Wenn Sie lieber mit WP-CLI arbeiten, können Sie dafür den offiziell do­ku­men­tier­ten Befehl wp search-replace verwenden. Führen Sie den Befehl zunächst mit dem Flag --dry-run aus, um eine Vorschau der Än­de­run­gen zu erhalten, ohne die Datenbank tat­säch­lich zu verändern. Emp­feh­lens­wert ist außerdem der Flag --skip-columns=guid, damit die GUID-Spalte der Beiträge nicht ver­se­hent­lich geändert wird. Mit --precise erzwingen Sie eine gründ­li­che­re PHP-basierte Ver­ar­bei­tung, was besonders bei komplexen oder se­ria­li­sier­ten Daten hilfreich sein kann, al­ler­dings langsamer ist.

wp search-replace 'https://ihre-live-domain.de' 'http://localhost/wp-testumgebung' --skip-columns=guid --precise --dry-run
bash

Wenn die an­ge­zeig­te Anzahl der Er­set­zun­gen plausibel ist, führen Sie den Befehl ohne --dry-run erneut aus, um die Än­de­run­gen tat­säch­lich zu speichern.

wp search-replace 'https://ihre-live-domain.de' 'http://localhost/wp-testumgebung' --skip-columns=guid --precise
bash

Nachdem alle URLs angepasst wurden, sollten Sie die Per­ma­links einmal neu speichern:

  1. Öffnen Sie in Ihrer lokalen WordPress-In­stal­la­ti­on den Bereich „Ein­stel­lun­gen“ → „Per­ma­links“.
  2. Speichern Sie die aktuell gewählte Permalink-Struktur erneut.

Dadurch werden die Rewrite-Regeln ak­tua­li­siert. Es ist in der Regel nicht nötig, die Permalink-Struktur dafür manuell auf „Bei­trags­na­me“ um­zu­stel­len. Ent­schei­dend ist, dass die vor­han­de­ne Struktur einmal neu ge­spei­chert wird.
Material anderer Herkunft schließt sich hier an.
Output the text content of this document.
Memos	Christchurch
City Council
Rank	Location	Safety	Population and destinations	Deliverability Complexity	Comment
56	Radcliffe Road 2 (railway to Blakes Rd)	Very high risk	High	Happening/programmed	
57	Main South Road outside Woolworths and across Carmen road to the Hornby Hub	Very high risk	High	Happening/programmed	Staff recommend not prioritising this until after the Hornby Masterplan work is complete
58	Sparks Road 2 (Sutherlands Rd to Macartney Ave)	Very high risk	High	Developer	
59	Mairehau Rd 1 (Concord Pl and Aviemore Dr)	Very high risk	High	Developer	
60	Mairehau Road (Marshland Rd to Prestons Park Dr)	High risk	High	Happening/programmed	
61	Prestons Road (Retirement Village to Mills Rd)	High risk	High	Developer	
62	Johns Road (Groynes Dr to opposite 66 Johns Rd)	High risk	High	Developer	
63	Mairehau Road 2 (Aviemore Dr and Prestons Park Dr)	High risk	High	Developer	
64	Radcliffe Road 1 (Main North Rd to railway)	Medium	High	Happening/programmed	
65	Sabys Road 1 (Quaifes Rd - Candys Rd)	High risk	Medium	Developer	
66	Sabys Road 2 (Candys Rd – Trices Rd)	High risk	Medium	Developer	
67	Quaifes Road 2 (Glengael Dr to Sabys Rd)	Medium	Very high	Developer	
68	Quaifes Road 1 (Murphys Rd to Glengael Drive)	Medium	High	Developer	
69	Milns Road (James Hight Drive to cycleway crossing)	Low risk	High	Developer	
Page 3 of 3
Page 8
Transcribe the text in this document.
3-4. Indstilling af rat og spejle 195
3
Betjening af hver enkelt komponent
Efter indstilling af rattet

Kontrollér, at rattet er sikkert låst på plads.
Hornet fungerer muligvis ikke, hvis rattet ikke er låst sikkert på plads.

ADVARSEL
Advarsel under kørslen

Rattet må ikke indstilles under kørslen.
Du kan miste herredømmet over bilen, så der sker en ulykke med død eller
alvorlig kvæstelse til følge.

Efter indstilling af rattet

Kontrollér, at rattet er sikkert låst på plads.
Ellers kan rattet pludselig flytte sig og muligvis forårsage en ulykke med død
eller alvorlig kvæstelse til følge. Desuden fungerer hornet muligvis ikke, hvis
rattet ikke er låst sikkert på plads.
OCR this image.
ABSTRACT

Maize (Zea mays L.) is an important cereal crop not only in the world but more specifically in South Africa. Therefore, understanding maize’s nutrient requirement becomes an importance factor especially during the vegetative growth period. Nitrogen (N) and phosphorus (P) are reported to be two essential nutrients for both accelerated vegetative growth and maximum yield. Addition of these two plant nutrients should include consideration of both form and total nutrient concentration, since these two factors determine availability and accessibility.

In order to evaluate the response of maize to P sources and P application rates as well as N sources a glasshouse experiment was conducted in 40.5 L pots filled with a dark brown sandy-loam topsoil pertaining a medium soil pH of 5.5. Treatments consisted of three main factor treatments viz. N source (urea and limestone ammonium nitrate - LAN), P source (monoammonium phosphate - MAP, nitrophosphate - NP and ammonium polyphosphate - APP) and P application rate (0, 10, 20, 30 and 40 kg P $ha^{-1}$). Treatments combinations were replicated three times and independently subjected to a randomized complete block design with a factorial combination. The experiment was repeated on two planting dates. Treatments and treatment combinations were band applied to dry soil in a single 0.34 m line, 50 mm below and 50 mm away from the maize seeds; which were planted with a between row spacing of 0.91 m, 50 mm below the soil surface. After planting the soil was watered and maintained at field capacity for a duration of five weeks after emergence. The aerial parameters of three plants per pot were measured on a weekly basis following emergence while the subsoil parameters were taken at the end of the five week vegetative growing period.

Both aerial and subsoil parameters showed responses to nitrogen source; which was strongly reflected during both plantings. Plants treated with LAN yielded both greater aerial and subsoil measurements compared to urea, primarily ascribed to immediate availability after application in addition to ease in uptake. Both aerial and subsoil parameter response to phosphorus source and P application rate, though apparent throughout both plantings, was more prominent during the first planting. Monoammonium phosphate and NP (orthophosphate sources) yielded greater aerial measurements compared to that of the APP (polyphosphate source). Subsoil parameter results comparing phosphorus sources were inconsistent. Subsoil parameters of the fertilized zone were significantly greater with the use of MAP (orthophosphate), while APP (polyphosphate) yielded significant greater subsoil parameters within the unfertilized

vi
Schritt 10: Lokale WordPress-In­stal­la­ti­on verwenden

Um die lokale WordPress-In­stal­la­ti­on zu verwenden, sind folgende Schritte nötig:

  1. Starten Sie das Programm XAMPP Control Panel.
  2. Starten Sie Apache und MariaDB (im Control Panel als „MySQL“ be­schrif­tet).
  3. Rufen Sie Ihre lokale Website im Browser auf, zum Beispiel unter http://localhost/wp-testumgebung/
  4. Für den Admin-Bereich verwenden Sie ent­spre­chend http://localhost/wp-testumgebung/wp-admin

Danach können Sie Ihre lokale WordPress-In­stal­la­ti­on wie gewohnt verwenden. Falls die Website lokal nicht korrekt funk­tio­niert, prüfen Sie zu­sätz­lich folgende Punkte:

  • Wurden wirklich alle Vorkommen der Live-URL ersetzt?
  • Sind Caching-Plugins aktiv, die noch alte Pfade verwenden?
  • Gibt es Wei­ter­lei­tun­gen in .htaccess oder in Plugin-Ein­stel­lun­gen, die noch auf die Live-Domain zeigen?
  • Werden externe Res­sour­cen weiterhin von der Live-Seite geladen?

Gerade nach einer Migration in eine lokale Umgebung sind diese Punkte typische Feh­ler­quel­len.